The city's contract with the union was set to expire Wednesday at midnight. As the Voice went to press, union and city negotiators were locked in talks to extend it, but prospects looked less than promising.

"I've been bargaining with cities here for 12 years, and it's never this bad," said SEIU organizing director Sascha Eisner. "We're going to keep escalating if we have to."

According to Eisner, the union decided to approach the council en masse after negotiations broke down on Friday. The main issues under debate, according to union members, include: binding arbitration, reductions in medical coverage, contribution to retirement plans, and overtime and extra duty pay.

If a new agreement is not reached, union members said they will continue working as long as talks with the city are moving forward. The union would have to declare an impasse before striking.

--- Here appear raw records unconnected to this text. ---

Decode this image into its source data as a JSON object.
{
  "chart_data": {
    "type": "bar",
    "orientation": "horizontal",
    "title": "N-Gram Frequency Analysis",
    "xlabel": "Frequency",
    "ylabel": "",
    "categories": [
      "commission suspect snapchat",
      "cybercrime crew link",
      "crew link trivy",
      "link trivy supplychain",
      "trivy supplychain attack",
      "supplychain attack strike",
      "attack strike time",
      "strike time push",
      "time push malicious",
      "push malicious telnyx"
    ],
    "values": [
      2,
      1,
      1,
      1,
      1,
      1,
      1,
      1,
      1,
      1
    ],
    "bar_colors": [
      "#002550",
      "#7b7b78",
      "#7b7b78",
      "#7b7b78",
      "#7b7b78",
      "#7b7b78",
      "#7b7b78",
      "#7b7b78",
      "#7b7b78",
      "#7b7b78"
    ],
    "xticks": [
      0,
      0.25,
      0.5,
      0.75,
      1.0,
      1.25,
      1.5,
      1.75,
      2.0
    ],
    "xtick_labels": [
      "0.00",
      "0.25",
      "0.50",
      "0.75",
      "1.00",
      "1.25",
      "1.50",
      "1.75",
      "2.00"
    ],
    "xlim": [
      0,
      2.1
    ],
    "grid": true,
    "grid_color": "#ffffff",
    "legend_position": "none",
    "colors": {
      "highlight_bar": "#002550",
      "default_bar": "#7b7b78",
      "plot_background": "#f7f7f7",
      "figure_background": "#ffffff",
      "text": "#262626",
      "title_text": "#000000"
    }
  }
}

Either side can declare an impasse, which brings in an outside mediator to attempt to form a compromise.

The last time the SEIU reached an impasse with Mountain View was in 2000. The contract agreement reached that year was set to expire last summer before the union agreed to continue nearly all of its provisions. This time the city is seeking a two-year deal. The union was originally seeking a two-year contract as well but now says that depends on the terms of the contract.